WWE Studios was founded in 2002, and in the ten years it hasexisted, the studio has produced a number of films for the theatrical and home video market based around wrestling personalities. None of them have been particularly great, but they do offer a certain amount of fun, like See No Evil (featuring Kane) and The Condemned (with Stone Cold Steve Austin). With The Day, we have the first WWE production that does not feature any wrestlers. It may also be their best movie yet.

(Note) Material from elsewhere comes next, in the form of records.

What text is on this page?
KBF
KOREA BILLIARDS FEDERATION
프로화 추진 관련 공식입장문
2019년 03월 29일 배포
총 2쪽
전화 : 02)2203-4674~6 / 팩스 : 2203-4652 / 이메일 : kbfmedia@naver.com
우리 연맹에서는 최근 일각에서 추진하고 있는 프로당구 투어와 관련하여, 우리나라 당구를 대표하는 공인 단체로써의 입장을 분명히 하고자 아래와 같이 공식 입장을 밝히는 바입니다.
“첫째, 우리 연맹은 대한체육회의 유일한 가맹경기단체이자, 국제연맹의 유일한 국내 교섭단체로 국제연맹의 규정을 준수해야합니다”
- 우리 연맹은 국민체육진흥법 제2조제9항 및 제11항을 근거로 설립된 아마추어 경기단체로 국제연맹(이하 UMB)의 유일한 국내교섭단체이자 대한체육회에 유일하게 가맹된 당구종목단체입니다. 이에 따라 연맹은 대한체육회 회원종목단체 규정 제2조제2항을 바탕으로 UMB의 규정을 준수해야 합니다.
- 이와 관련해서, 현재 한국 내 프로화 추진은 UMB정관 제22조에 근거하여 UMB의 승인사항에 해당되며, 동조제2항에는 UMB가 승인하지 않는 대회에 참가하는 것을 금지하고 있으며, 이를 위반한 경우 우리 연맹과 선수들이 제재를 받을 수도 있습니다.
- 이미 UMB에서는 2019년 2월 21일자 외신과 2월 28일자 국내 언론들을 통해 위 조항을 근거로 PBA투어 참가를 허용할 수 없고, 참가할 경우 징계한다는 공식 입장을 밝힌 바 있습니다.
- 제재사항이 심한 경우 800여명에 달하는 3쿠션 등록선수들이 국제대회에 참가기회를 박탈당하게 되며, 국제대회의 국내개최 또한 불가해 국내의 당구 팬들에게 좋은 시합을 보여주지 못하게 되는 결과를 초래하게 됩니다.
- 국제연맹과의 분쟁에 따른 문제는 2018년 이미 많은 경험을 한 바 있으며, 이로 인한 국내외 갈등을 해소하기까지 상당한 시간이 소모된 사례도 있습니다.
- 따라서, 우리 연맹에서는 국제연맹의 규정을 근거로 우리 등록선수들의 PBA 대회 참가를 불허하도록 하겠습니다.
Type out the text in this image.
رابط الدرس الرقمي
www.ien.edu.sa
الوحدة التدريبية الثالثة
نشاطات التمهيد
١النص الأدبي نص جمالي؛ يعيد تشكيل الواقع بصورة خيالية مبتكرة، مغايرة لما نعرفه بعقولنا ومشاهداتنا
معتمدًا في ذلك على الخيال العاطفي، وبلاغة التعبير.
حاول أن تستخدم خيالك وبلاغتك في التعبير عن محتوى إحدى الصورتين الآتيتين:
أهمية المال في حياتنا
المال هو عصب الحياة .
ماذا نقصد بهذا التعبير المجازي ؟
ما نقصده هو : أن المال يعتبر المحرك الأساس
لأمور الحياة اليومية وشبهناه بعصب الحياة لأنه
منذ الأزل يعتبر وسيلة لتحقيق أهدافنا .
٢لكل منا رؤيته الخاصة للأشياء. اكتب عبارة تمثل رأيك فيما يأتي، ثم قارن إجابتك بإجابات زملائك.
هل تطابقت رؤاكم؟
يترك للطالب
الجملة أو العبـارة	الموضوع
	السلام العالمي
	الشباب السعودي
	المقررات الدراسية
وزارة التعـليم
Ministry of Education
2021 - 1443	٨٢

The Day is an engrossing tale of a post-apocalyptic world. I can actually see this taking place in the same world as The Road. They are both set in a desolate world after some unknown apocalyptic event. There are virtually no people or animals around, food is scarce, and there are gangs of cannibals looking for meat. It is not a pretty or a safe world, it is, quite literally, an eat or be eaten world. Still, it is a familiar type of tale and it makes no real effort to disguise its influences. At the same time it stands on its own as an interesting story of friendship and survival.

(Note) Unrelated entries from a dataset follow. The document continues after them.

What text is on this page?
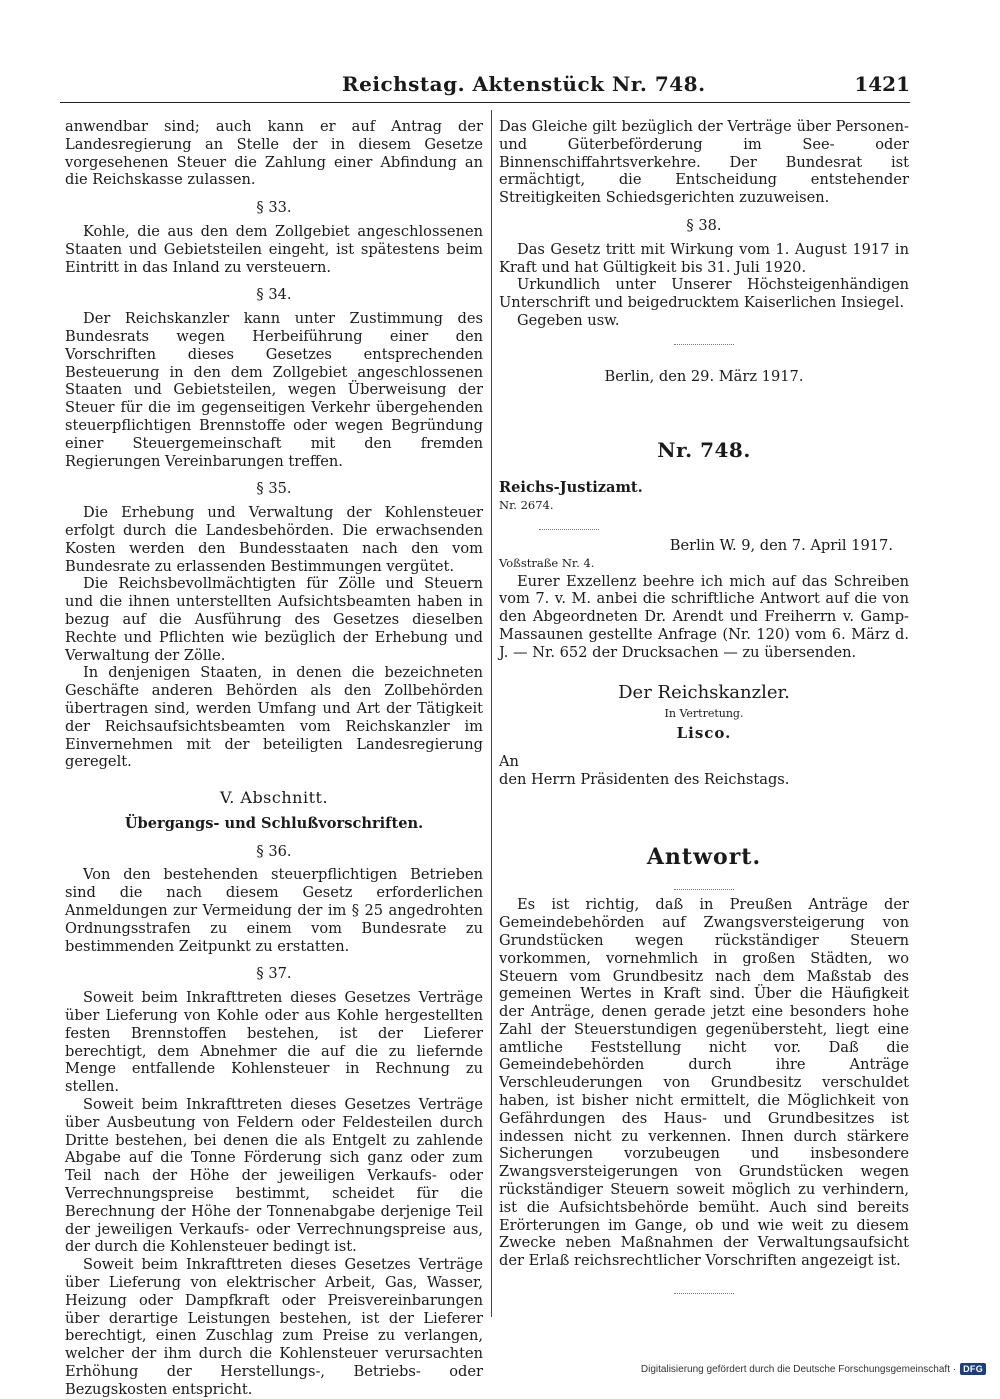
Reichstag. Aktenstück Nr. 748.	1421

anwendbar sind; auch kann er auf Antrag der Landesregierung an Stelle der in diesem Gesetze vorgesehenen Steuer die Zahlung einer Abfindung an die Reichskasse zulassen.

§ 33.

Kohle, die aus den dem Zollgebiet angeschlossenen Staaten und Gebietsteilen eingeht, ist spätestens beim Eintritt in das Inland zu versteuern.

§ 34.

Der Reichskanzler kann unter Zustimmung des Bundesrats wegen Herbeiführung einer den Vorschriften dieses Gesetzes entsprechenden Besteuerung in den dem Zollgebiet angeschlossenen Staaten und Gebietsteilen, wegen Überweisung der Steuer für die im gegenseitigen Verkehr übergehenden steuerpflichtigen Brennstoffe oder wegen Begründung einer Steuergemeinschaft mit den fremden Regierungen Vereinbarungen treffen.

§ 35.

Die Erhebung und Verwaltung der Kohlensteuer erfolgt durch die Landesbehörden. Die erwachsenden Kosten werden den Bundesstaaten nach den vom Bundesrate zu erlassenden Bestimmungen vergütet.

Die Reichsbevollmächtigten für Zölle und Steuern und die ihnen unterstellten Aufsichtsbeamten haben in bezug auf die Ausführung des Gesetzes dieselben Rechte und Pflichten wie bezüglich der Erhebung und Verwaltung der Zölle.

In denjenigen Staaten, in denen die bezeichneten Geschäfte anderen Behörden als den Zollbehörden übertragen sind, werden Umfang und Art der Tätigkeit der Reichsaufsichtsbeamten vom Reichskanzler im Einvernehmen mit der beteiligten Landesregierung geregelt.

V. Abschnitt.
Übergangs- und Schlußvorschriften.
§ 36.

Von den bestehenden steuerpflichtigen Betrieben sind die nach diesem Gesetz erforderlichen Anmeldungen zur Vermeidung der im § 25 angedrohten Ordnungsstrafen zu einem vom Bundesrate zu bestimmenden Zeitpunkt zu erstatten.

§ 37.

Soweit beim Inkrafttreten dieses Gesetzes Verträge über Lieferung von Kohle oder aus Kohle hergestellten festen Brennstoffen bestehen, ist der Lieferer berechtigt, dem Abnehmer die auf die zu liefernde Menge entfallende Kohlensteuer in Rechnung zu stellen.

Soweit beim Inkrafttreten dieses Gesetzes Verträge über Ausbeutung von Feldern oder Feldesteilen durch Dritte bestehen, bei denen die als Entgelt zu zahlende Abgabe auf die Tonne Förderung sich ganz oder zum Teil nach der Höhe der jeweiligen Verkaufs- oder Verrechnungspreise bestimmt, scheidet für die Berechnung der Höhe der Tonnenabgabe derjenige Teil der jeweiligen Verkaufs- oder Verrechnungspreise aus, der durch die Kohlensteuer bedingt ist.

Soweit beim Inkrafttreten dieses Gesetzes Verträge über Lieferung von elektrischer Arbeit, Gas, Wasser, Heizung oder Dampfkraft oder Preisvereinbarungen über derartige Leistungen bestehen, ist der Lieferer berechtigt, einen Zuschlag zum Preise zu verlangen, welcher der ihm durch die Kohlensteuer verursachten Erhöhung der Herstellungs-, Betriebs- oder Bezugskosten entspricht.

Das Gleiche gilt bezüglich der Verträge über Personen- und Güterbeförderung im See- oder Binnenschiffahrtsverkehre. Der Bundesrat ist ermächtigt, die Entscheidung entstehender Streitigkeiten Schiedsgerichten zuzuweisen.

§ 38.

Das Gesetz tritt mit Wirkung vom 1. August 1917 in Kraft und hat Gültigkeit bis 31. Juli 1920.

Urkundlich unter Unserer Höchsteigenhändigen Unterschrift und beigedrucktem Kaiserlichen Insiegel.

Gegeben usw.

Berlin, den 29. März 1917.
Nr. 748.

Reichs-Justizamt.

Nr. 2674.

Berlin W. 9, den 7. April 1917.

Voßstraße Nr. 4.

Eurer Exzellenz beehre ich mich auf das Schreiben vom 7. v. M. anbei die schriftliche Antwort auf die von den Abgeordneten Dr. Arendt und Freiherrn v. Gamp-Massaunen gestellte Anfrage (Nr. 120) vom 6. März d. J. — Nr. 652 der Drucksachen — zu übersenden.

Der Reichskanzler.
In Vertretung.
Lisco.

An

den Herrn Präsidenten des Reichstags.

Antwort.

Es ist richtig, daß in Preußen Anträge der Gemeindebehörden auf Zwangsversteigerung von Grundstücken wegen rückständiger Steuern vorkommen, vornehmlich in großen Städten, wo Steuern vom Grundbesitz nach dem Maßstab des gemeinen Wertes in Kraft sind. Über die Häufigkeit der Anträge, denen gerade jetzt eine besonders hohe Zahl der Steuerstundigen gegenübersteht, liegt eine amtliche Feststellung nicht vor. Daß die Gemeindebehörden durch ihre Anträge Verschleuderungen von Grundbesitz verschuldet haben, ist bisher nicht ermittelt, die Möglichkeit von Gefährdungen des Haus- und Grundbesitzes ist indessen nicht zu verkennen. Ihnen durch stärkere Sicherungen vorzubeugen und insbesondere Zwangsversteigerungen von Grundstücken wegen rückständiger Steuern soweit möglich zu verhindern, ist die Aufsichtsbehörde bemüht. Auch sind bereits Erörterungen im Gange, ob und wie weit zu diesem Zwecke neben Maßnahmen der Verwaltungsaufsicht der Erlaß reichsrechtlicher Vorschriften angezeigt ist.

Digitalisierung gefördert durch die Deutsche Forschungsgemeinschaft · DFG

As The Day opens, we meet our group of survivors walking down a long-abandoned highway. One of their number is sick so they decide to seek refuge in an old farmhouse. They do not want to stay long, as there is always the danger of a cannibal gang arriving on their doorstep.
Drama is built through tension among the members of the group, arguing about staying in the house, where to go next, and how the newest member is not exactly social. Predictably, this new member is not exactly who they seem to be. Secrets are revealed and decisions have to be made. On top of that. they learn the cannibals are on their way and they are not all that distant. Their choice becomes run and likely be caught, or stay in the house and make a stand. Watch the movie, and you will learn the choice they make and the consequences.
The Day is really a surpisingly good movie. What makes it work is the interplay of the actors. This group of performers sell the situation, the feeling of being lost, the uncertainty of the future, and the way they act like a dysfunctional family. It is all rather involving as each player's role emerges.